Der Entwurf für den Planfeststellungsbeschluss liegt dem Entwässerungsverband Butjadingen zwar noch nicht vor, aber Verbandsvorsteher Jan Dunkhase geht davon aus, dass er den Lösungsansatz kennt. "Die Deiche der Kanäle in Butjadingen sollen erhöht werden, damit vor Hochwasser mehr gering salzbelastetes Wasser in die Gräben gedrückt werden kann", erläutert er. Dieser Vorschlag war dem Verband vorgestellt worden.

Doch die Erhöhung der Deiche werde nicht ausreichen, betont Jan Dunkhase. Damit lasse sich die erwartete zusätzliche Salzbelastung von 0,5 Gramm pro Liter Wasser ausgleichen, aber nicht die Salzbelastung insgesamt. Am Siel in Beckum misst der Verband im Sommer mitunter Salzwerte von mehr als 10 Gramm.

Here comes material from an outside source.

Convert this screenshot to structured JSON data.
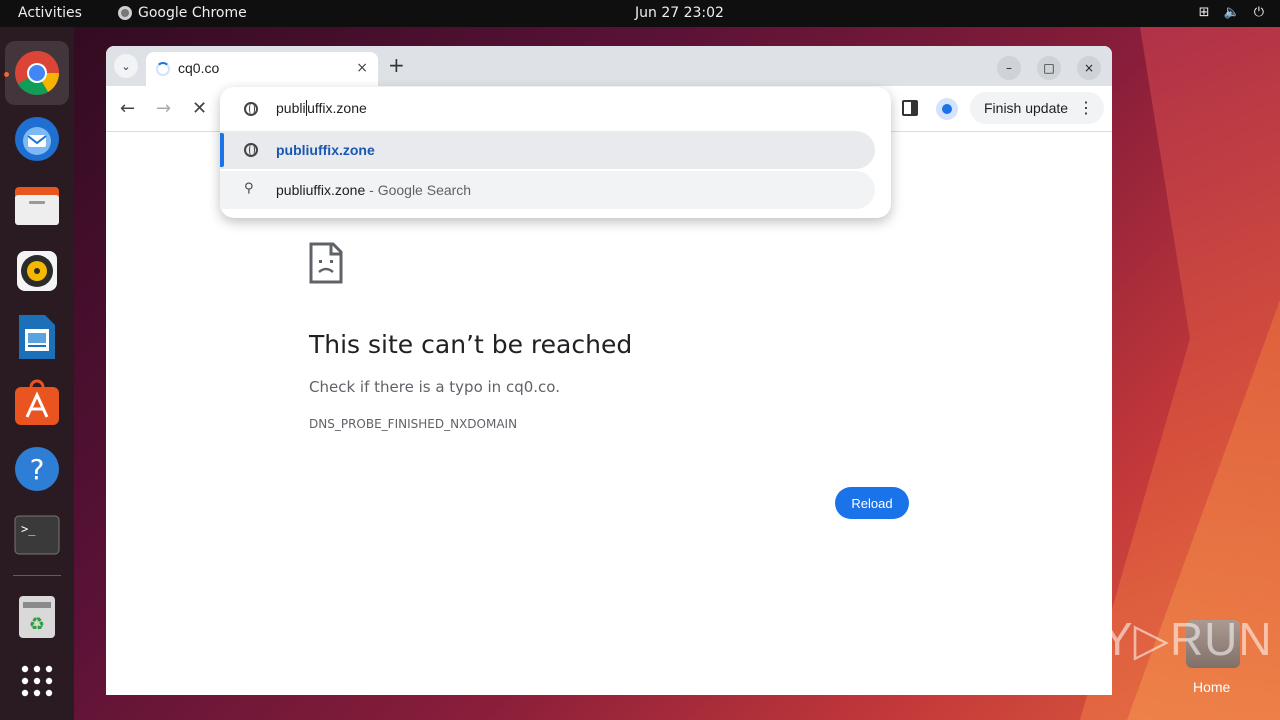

"Wir brauchen eine große Lösung", betont der Verbandsvorsteher. Große Lösung bedeutet die Versorgung des Zuwässerungssystems in der nördlichen Wesermarsch mit unbelastetem Wasser. Eine entsprechende Studie ist bereits erstellt. Von Käseburg aus soll Wasser über bestehende und zum Teil neu zu bauende Kanalabschnitte in den Norden gepumpt werden. Die betroffenen Entwässerungsverbände und das Landvolk pochen darauf, dass Zusagen für die Finanzierung dieser großen Lösung vertraglich festgeschrieben werden. "Ansonsten können wir den Planfeststellungsbeschluss nicht akzeptieren", sagt Jan Dunkhase. Eine Klage wäre dann aus seiner Sicht unausweichlich.

Auch die Fischer könnten klagen. Um das Verfahren abzukürzen, werden die Klagen gleich vor der höchsten Instanz verhandelt: dem Bundesverwaltungsgericht in Leipzig. Das kann trotzdem Monate dauern. Ob parallel dazu bereits gebaggert wird - auch auf die Gefahr hin, die Rinne wieder zuschütten zu müssen -, steht noch nicht fest.

"Das Risiko müssen wir abwägen", sagt Frank Hentschel, Sprecher der Wasser- und Schifffahrtdirektion (WSD) Nordwest. Er rechnet mit dem Beginn der Baggerarbeiten zur Jahresmitte 2011. Unterdessen begrüßt der Wirtschaftsverband Weser die Ankündigung des Planfeststellungsbeschlusses. Die Länder Niedersachsen und Bremen seien nun aufgefordert, den Entwürfen der Planfeststellungsbeschlüsse zügig zuzustimmen, meint dessen Präsident Klaus Wedemeier.

Und so sehen die Pläne aus: Außen- und Unterweser sollen auf einer Strecke von 100 Kilometern vertieft werden, damit Schiffe mit mehr Ladung sowie größere Schiffe die Weserhäfen anlaufen können. In der Außenweser soll der Tiefgang der Weser - bei mittlerem Tideniedrigwasser - von 12,80 auf 13,80 Meter vertieft werden, vor Brake tideabhängig von 11,90 auf 12,80 Meter und in Bremen von 10,70 auf 11,10 Meter.